A composition for forming a photo-alignment film, which contains a photo-alignment polymer with a photoreactive group, a silane coupling agent, an acid and a solvent. The composition according to claim 1, wherein the photo-alignment polymer has a photoreactive group that undergoes a dimerization reaction. The composition according to claim 1 or 2, wherein the photo-alignment polymer is a (meth)acrylic polymer. The composition according to any one of claims 1 to 3, wherein the photo-alignment polymer further has a carboxyl group. The composition according to any one of claims 1 to 4, wherein the weight average molecular weight of the photo-alignment polymer is not less than 10,000 and not more than 1,000,000. The composition according to any one of claims 1 to 5, wherein the above-mentioned silane coupling agent has at least one group selected from the group consisting of primary amine groups and secondary amine groups. The composition according to any one of claims 1 to 6, wherein the content of the silane coupling agent is 0.5 to 30 parts by mass relative to 100 parts by mass of the photo-alignment polymer. The composition according to any one of claims 1 to 7, wherein the above-mentioned acid contains at least one selected from the group consisting of formic acid, toluenesulfonic acid, acrylic acid and acetic acid.
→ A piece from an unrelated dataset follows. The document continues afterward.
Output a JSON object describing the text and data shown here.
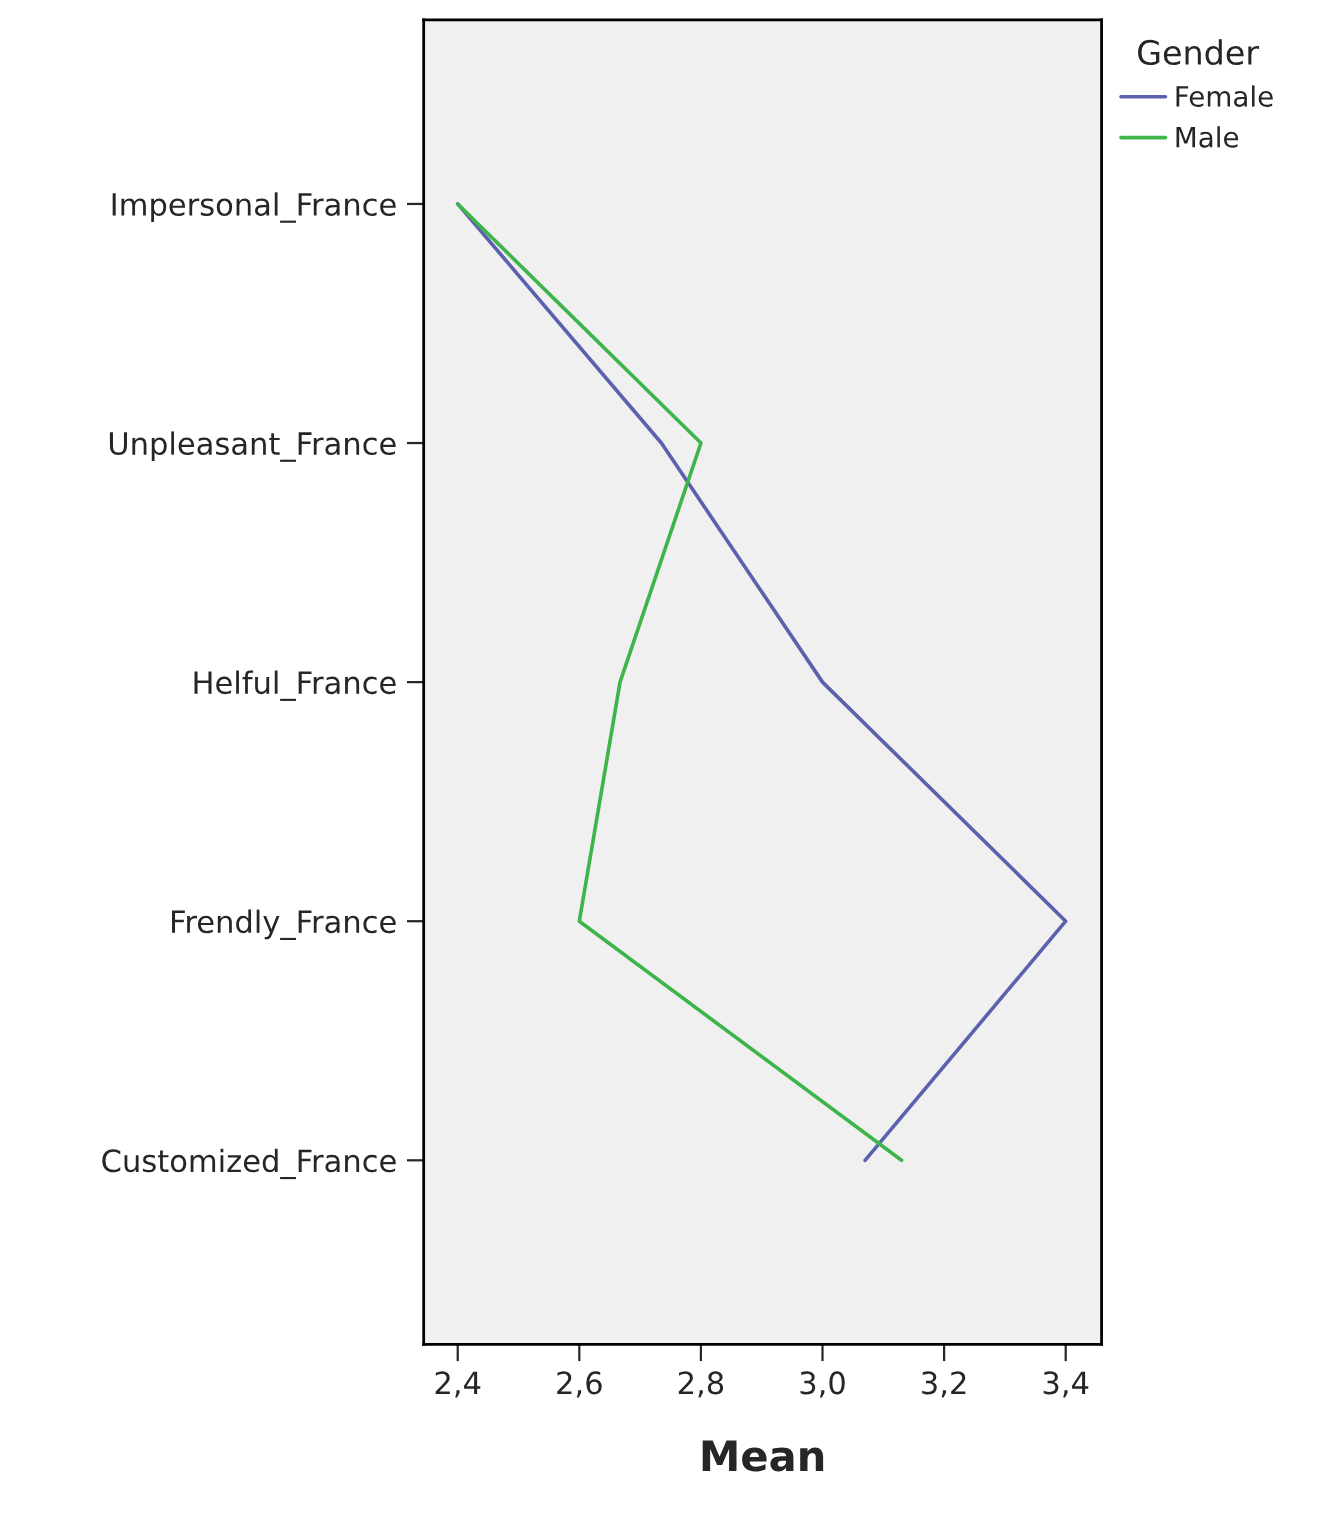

The composition according to any one of claims 1 to 8, wherein the molar ratio of the above-mentioned acid to the above-mentioned silane coupling agent is not less than 1 and not more than 50. A photo-alignment film formed by hardening the composition according to any one of claims 1 to 9. A laminate comprising a base material and the photo-alignment film according to claim 10. The laminate according to claim 11, wherein the film thickness of the substrate is not less than 1 μm and not more than 20 μm. A polarizing element, comprising a base material, an optical alignment film as claimed in claim 10, and a polarizing film. The polarizing element according to claim 13, which has a thickness of not less than 1 μm and not more than 10 μm.